Federal Employee News
The Debate on Back Pay
For many furloughed federal employees, their Oct. 11 paychecks may be half their usual amount, and the last for a while. Many workers had already cut back after across-the-board budget reductions known as sequestration resulted in mandatory, unpaid leaves earlier this year.
The Office of Management and Budget said in a statement that the two-week paychecks for many civilian employees on Oct. 11 will reflect only the work they did in the last week of September, before the shutdown. Some employees are on a different pay cycle.

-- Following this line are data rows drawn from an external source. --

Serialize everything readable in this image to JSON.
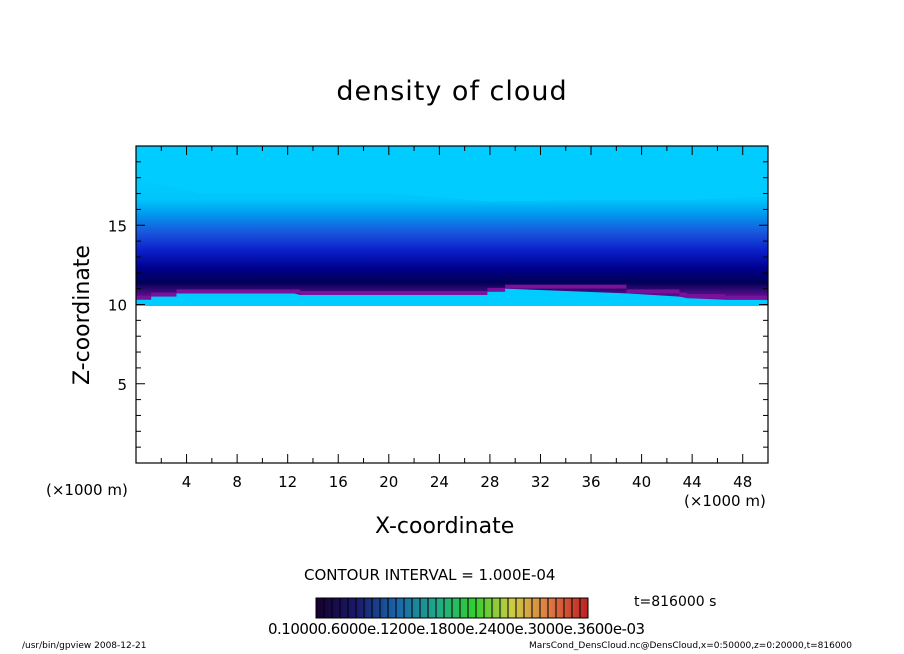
{
  "chart_data": {
    "type": "contour",
    "title": "density of cloud",
    "xlabel": "X-coordinate",
    "ylabel": "Z-coordinate",
    "x_unit_left": "(×1000 m)",
    "x_unit_right": "(×1000 m)",
    "xlim": [
      0,
      50
    ],
    "ylim": [
      0,
      20
    ],
    "x_ticks": [
      4,
      8,
      12,
      16,
      20,
      24,
      28,
      32,
      36,
      40,
      44,
      48
    ],
    "y_ticks": [
      5,
      10,
      15
    ],
    "cloud_base_profile": {
      "x": [
        0,
        1.2,
        3.2,
        12.5,
        13,
        27.8,
        29.2,
        38.8,
        43,
        43.6,
        46.6,
        50
      ],
      "z": [
        10.3,
        10.5,
        10.7,
        10.7,
        10.6,
        10.8,
        11.0,
        10.7,
        10.5,
        10.4,
        10.3,
        10.3
      ]
    },
    "band_top_profile": {
      "x": [
        0,
        5,
        12,
        20,
        28,
        36,
        44,
        50
      ],
      "z": [
        18.0,
        17.0,
        17.0,
        17.0,
        16.5,
        16.6,
        16.6,
        16.8
      ]
    },
    "contour_interval": "CONTOUR INTERVAL = 1.000E-04",
    "time_label": "t=816000 s",
    "colorbar_labels": "0.10000.6000e.1200e.1800e.2400e.3000e.3600e-03"
  },
  "footer": {
    "left": "/usr/bin/gpview   2008-12-21",
    "right": "MarsCond_DensCloud.nc@DensCloud,x=0:50000,z=0:20000,t=816000"
  },
  "colors": {
    "sky_cyan": "#00ccff",
    "deep_blue": "#00008b",
    "navy": "#000050",
    "purple_base": "#6a0d8f",
    "colorbar_border": "#000000"
  }
}
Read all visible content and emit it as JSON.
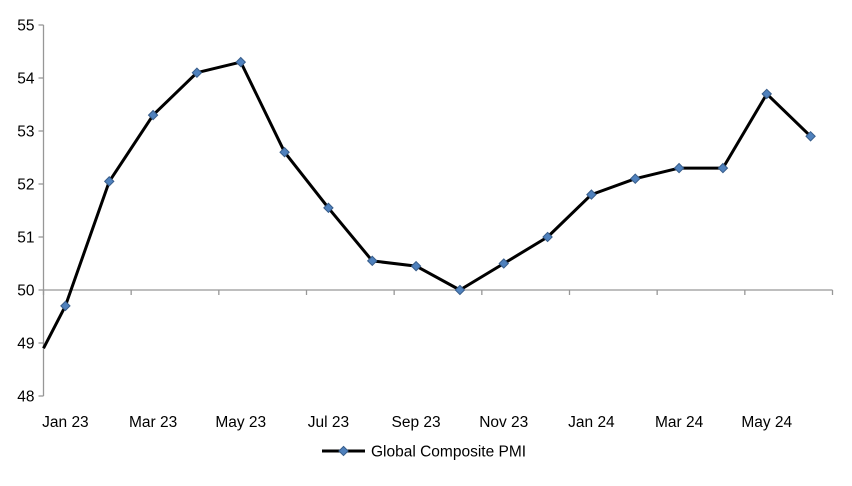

Unless they are paid through funding sources other than annual appropriations, their pay will only cover 9/22-9/30, whether they are excepted or not. The “excepted” workers are those whose jobs have been deemed necessary to protect life and property.
The shutdown sent about 800,000 federal workers home without pay last week. The Defense Department has since recalled most of the 350,000 civilian workers it put on furlough.
About 40 percent of the workers in the union are paid less than $50,000 a year.
Some workers took solace in the passage of a bill in the U.S. House of Representatives Oct. 5 to reimburse employees once they return to work. If an employee receives unemployment benefits, they would have to return it if they receive their accumulated pay at the end of the shutdown.
The longer the shutdown lasts, the more impact to the economy as companies lose revenue from U.S. contracts, tourists cancel reservations to hotels near closed national parks, and federal workers are forced to live on less.
The Defense Department’s decision to bring back about 90 percent of the 350,000 civilian employees furloughed last week mitigates some of the shutdown’s impact.
The Pentagon was able to call the workers back after Obama signed legislation to pay uniformed service members during the shutdown. The Defense Department interpreted that bill as meaning it could call back support employees, as well.
The shutdown cost the economy $1.6 billion during the first week. With Defense Department employees returning to work, the impact to gross domestic product falls to about $800 million this week. Even with retroactive pay, workers probably will be more cautious with spending.
The economic fallout of the shutdown has been limited so far. That could change if it extends through the end of the month. Economic activity could be reduced by as much as 1.5 percentage points in the fourth quarter.
Effects could escalate as more government contract workers feel the sting and companies that do business with the U.S. lose out on orders.
Before the Pentagon recalls, lost compensation would equal about $400 million a day.